3D printing is no longer a novelty, as manufacturers in the automotive, aviation, medical, consumer goods, entertainment and numerous other industries are integrating 3D printing into their production processes. It is only a matter of time before the development of faster, more capable industrial 3D printers, as well as desktop 3D printers, makes the technology a household concept.
As with any evolving technology, 3D printing raises a host of environmental legal questions, surrounding, for example, hazardous waste, air emissions, recycling and chemical disclosure, just to name a few. Recently, 3D printing has caught the attention of the US Environmental Protection Agency (EPA).
Earlier this year, EPA scientists published a report on 3D printing filament additives and the potential release of volatile organic compound (VOC) emissions, and EPA has continued to build upon its findings in a recent article, Keeping up with 3D Printing: EPA Researchers Build on New Plastic Emissions Study (Sept. 10, 2019). While many studies have focused on the effects of VOCs from 3D printing, this was the first to consider how these emissions change when certain additives are introduced to the 3D printing filament.
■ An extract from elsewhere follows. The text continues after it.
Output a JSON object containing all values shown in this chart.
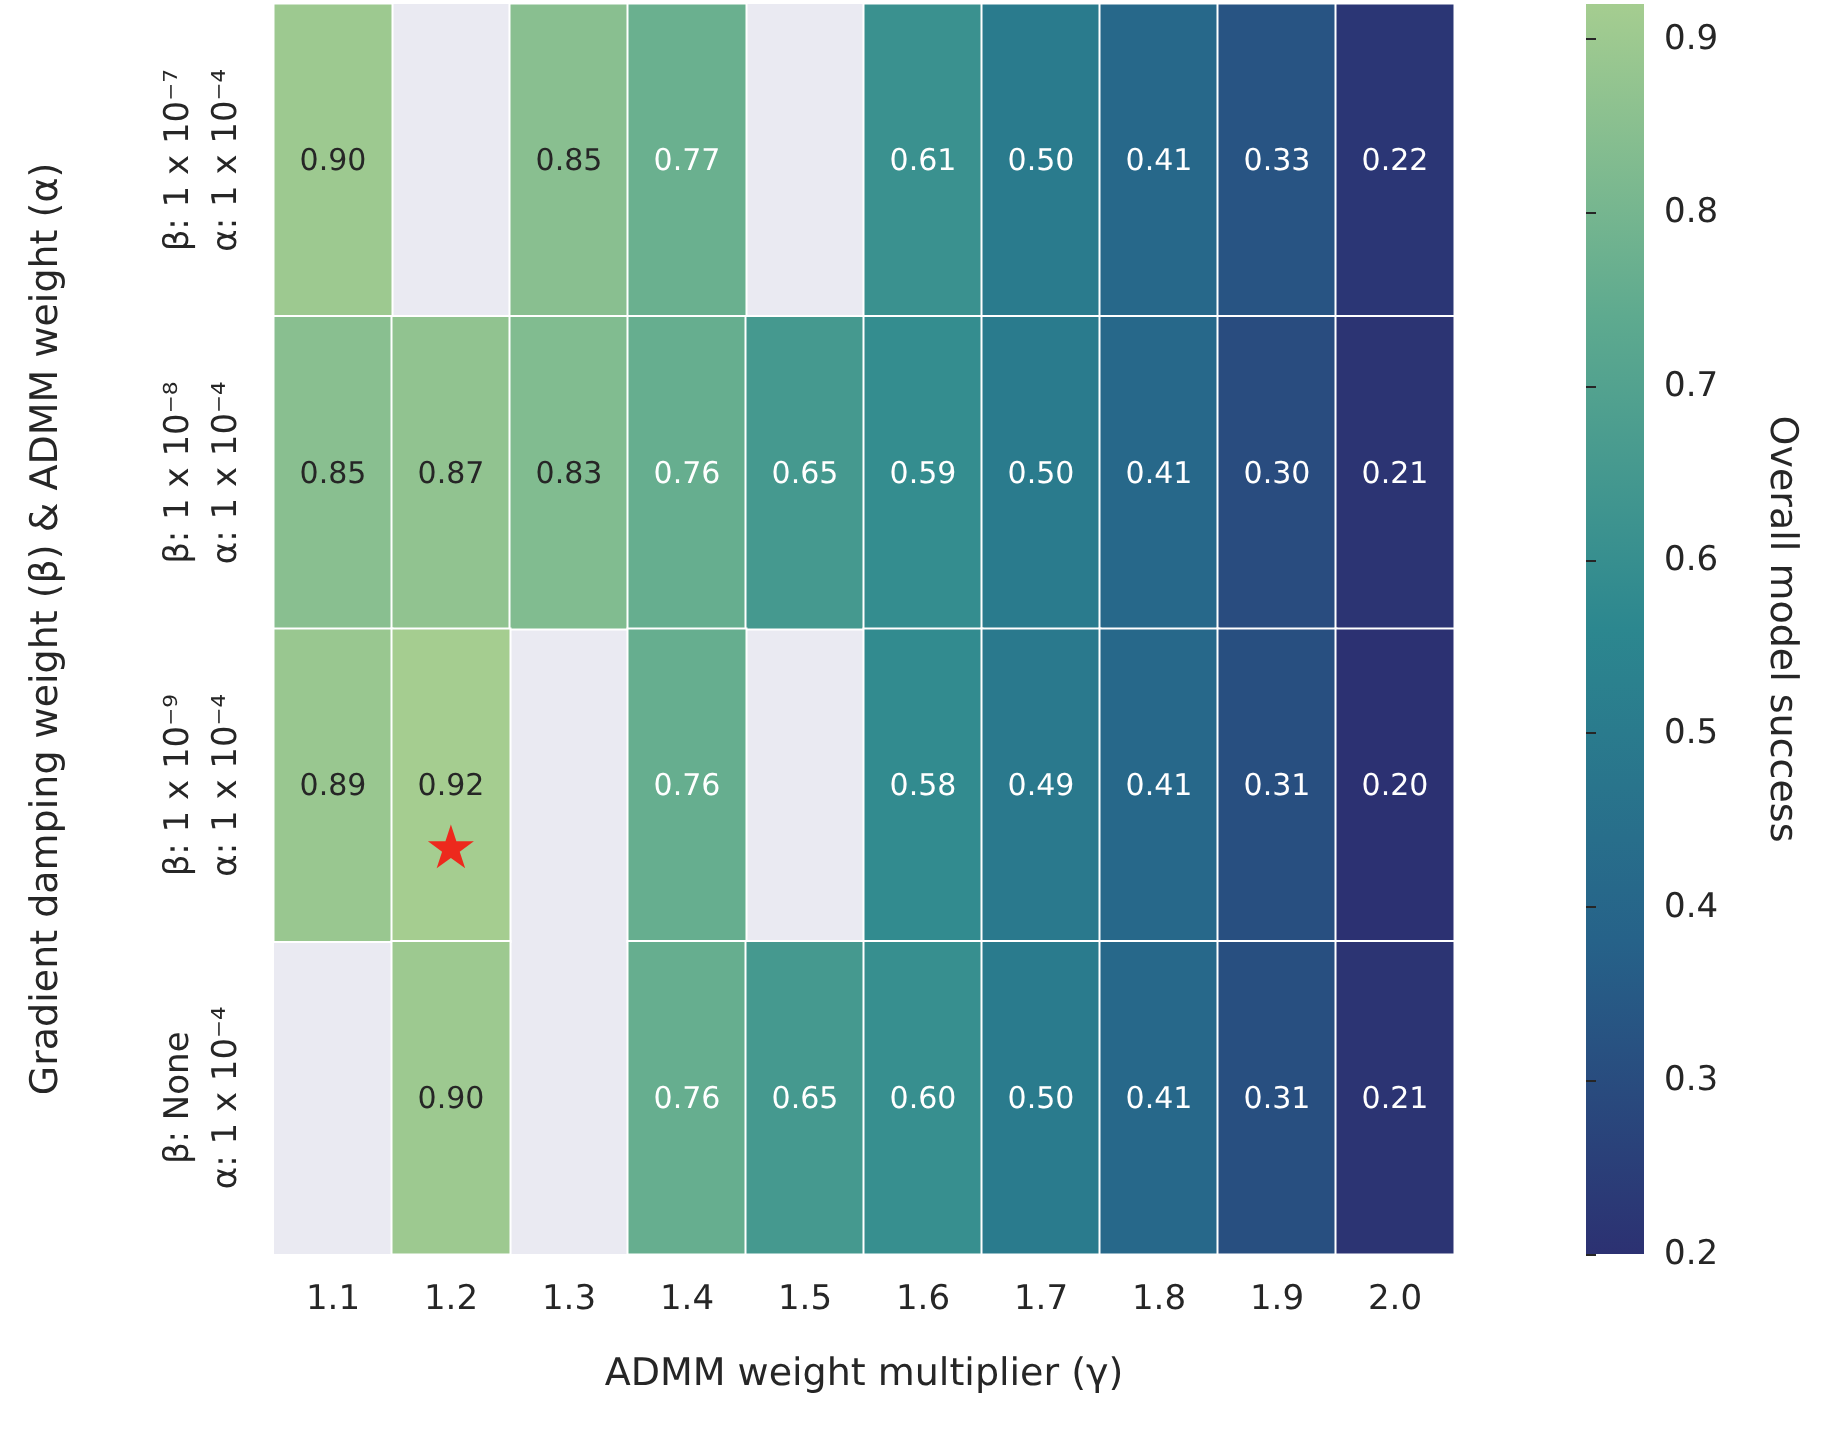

EPA’s research focused on the potential effects of adding carbon nanotubes (CNTs) to filament composed of acrylonitrile-butadiene-sytrene (ABS)—a common polymer used in 3D printing. EPA was particularly interested in CNTs because they are increasingly being added to filaments to create electrical components due to their conductive and thermal properties.
EPA used a device known as the System for Thermal Diagnostic Studies (STDS) to test two filaments—one composed solely of ABS and one that contained CNTs—under a variety of conditions to simulate the heating, melting and forming of plastics that occur during 3D printing. The filament samples were tested at different temperatures, for different lengths of time and with different oxygen concentrations to replicate common printing conditions.
EPA’s study reached several conclusions:
- The ABS-CNT filament resulted in the emission of two additional VOCs—2,4-di-tert-butylphenol and 2,6-di-tert-butylquinone—that were not emitted by the ABS filament and which could pose an inhalation hazard to users printing several kilograms of material.
- The presence of CNTs in filament lowered the total VOC emissions under most conditions, but increased the amount of emissions from the most hazardous VOCS, including a-methylstyrene and benzaldehyde.
- Increased print temperature had the most significant effect on increasing VOC emissions, followed by increased length of time heating the materials.
- CNTs may “trap” certain VOC gases in the printed plastic.
EPA and the Consumer Products Safety Commission (CPSC) have stated that they will continue to investigate other popular filament additives to determine their possible effects on 3D printer emissions. They also stated the need for addition studies to understand the potential impacts on human health. This is likely the beginning of a much deeper dive for EPA into the 3D printing space.
This study, as well as EPA’s continued focus on emissions released from 3D printing, may have a dramatic effect on the evolution of this technology.